Селеста Эредиа лишь пожала плечами, уходя от прямого ответа.
– Возможно, – ответила она.
– И как оно оказалось на «Жакаре»? – спросил ее собеседник.
– Это длинная история. Длинная история «хитрости и героизма».
– Мне трудно поверить, что небольшой корабль, как «Жакаре», который на стоянке едва можно было заметить рядом с нами, смог потопить корабль Момбарса, который даже меня превосходил по огневой мощи.
– Ты слышал историю о Давиде и Голиафе? – Голландец кивнул. – Так вот, мой брат был как Давид, только без пращи. Она ему и не нужна была, потому что он был самым хитрым пиратом, когда-либо бороздившим эти моря. – Она сделала жест за спину и добавила: – Я приказала установить шесть тридцатидвухфунтовых пушек на корме; три на верхней палубе и три под моей каютой. – Она посмотрела ему в глаза. – Знаешь почему? Однажды ночью, стоя на якоре прямо здесь, напротив, мой брат указал на твой корабль и сказал: «Он самый красивый из всех, но и самый уязвимый; у него стеклянная задница».

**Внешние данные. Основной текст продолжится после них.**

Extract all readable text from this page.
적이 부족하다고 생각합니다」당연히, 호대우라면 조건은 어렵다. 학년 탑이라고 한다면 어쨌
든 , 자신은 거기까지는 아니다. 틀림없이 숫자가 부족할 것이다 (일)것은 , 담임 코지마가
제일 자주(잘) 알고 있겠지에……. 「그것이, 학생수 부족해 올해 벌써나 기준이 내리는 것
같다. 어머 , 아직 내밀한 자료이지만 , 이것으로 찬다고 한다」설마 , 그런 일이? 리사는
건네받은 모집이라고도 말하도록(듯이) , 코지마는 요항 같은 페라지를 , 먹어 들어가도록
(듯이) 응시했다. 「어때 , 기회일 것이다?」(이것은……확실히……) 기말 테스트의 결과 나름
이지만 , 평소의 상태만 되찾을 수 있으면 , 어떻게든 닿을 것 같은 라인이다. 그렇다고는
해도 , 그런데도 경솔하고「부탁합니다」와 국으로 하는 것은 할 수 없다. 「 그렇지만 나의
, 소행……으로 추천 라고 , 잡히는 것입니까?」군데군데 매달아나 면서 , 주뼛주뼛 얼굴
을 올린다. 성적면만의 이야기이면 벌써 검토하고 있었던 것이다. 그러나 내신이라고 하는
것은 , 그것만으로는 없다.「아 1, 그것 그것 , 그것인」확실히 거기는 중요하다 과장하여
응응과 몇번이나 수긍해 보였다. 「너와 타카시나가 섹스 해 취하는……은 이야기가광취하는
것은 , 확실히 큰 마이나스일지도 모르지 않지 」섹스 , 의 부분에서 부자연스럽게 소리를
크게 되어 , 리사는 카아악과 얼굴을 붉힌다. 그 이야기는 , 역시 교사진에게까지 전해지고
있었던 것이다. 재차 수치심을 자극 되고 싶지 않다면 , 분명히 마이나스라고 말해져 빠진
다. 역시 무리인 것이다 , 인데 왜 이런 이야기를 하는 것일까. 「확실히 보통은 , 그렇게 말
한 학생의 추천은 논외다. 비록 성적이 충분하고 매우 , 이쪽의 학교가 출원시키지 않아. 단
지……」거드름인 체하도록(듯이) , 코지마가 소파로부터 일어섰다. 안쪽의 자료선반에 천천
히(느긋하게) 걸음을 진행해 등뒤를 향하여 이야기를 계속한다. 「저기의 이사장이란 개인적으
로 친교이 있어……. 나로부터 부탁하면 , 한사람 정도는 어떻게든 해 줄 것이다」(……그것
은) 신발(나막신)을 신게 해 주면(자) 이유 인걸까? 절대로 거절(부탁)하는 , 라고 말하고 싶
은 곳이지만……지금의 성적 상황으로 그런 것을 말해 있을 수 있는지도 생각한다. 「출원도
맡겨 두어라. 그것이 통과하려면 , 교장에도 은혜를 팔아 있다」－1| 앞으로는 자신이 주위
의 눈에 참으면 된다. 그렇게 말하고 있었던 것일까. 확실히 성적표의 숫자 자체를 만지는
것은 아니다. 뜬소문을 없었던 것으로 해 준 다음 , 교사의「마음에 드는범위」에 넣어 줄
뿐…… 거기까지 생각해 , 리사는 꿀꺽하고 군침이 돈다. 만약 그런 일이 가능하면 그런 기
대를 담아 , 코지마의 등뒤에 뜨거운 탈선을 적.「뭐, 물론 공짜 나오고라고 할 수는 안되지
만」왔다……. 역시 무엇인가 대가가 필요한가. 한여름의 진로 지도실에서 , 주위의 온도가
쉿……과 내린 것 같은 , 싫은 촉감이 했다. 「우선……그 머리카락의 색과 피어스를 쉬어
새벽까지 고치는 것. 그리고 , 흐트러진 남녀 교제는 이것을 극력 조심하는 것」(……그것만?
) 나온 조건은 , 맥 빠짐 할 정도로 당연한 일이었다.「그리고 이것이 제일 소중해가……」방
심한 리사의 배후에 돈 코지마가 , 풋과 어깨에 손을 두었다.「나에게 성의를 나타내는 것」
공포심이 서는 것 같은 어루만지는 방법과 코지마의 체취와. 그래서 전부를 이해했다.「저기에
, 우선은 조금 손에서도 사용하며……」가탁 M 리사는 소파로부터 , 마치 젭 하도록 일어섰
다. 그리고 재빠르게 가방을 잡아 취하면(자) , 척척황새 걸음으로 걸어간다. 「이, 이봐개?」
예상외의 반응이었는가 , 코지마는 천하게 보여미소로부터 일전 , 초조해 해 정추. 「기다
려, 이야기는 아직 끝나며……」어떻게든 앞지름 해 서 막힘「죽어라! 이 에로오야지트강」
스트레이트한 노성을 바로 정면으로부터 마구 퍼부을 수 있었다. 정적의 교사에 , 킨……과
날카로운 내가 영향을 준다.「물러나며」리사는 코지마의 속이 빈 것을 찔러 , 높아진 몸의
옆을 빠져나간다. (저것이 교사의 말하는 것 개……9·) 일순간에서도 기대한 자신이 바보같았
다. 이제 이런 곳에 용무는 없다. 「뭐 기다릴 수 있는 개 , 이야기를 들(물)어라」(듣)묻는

– "Стеклянная задница?" – повторил пират, явно оскорблённый. – Что ты имеешь в виду?
– То, что «зеркало кормы» этого корабля, без сомнения, самое прекрасное из когда-либо созданных: настоящая произведение искусства, проблема которого заключается в том, что на нём установлены всего лишь две жалкие кулеврины. Jacarе смог бы три часа преследовать тебя по пятам, осыпая залп за залпом, и ты не смог бы ни развернуться, ни выстрелить ни одной из своих крупнокалиберных пушек. Ты маневрируешь так медленно, что хороший капитан может предсказать, на какой борт ты повернёшь, за несколько минут вперёд.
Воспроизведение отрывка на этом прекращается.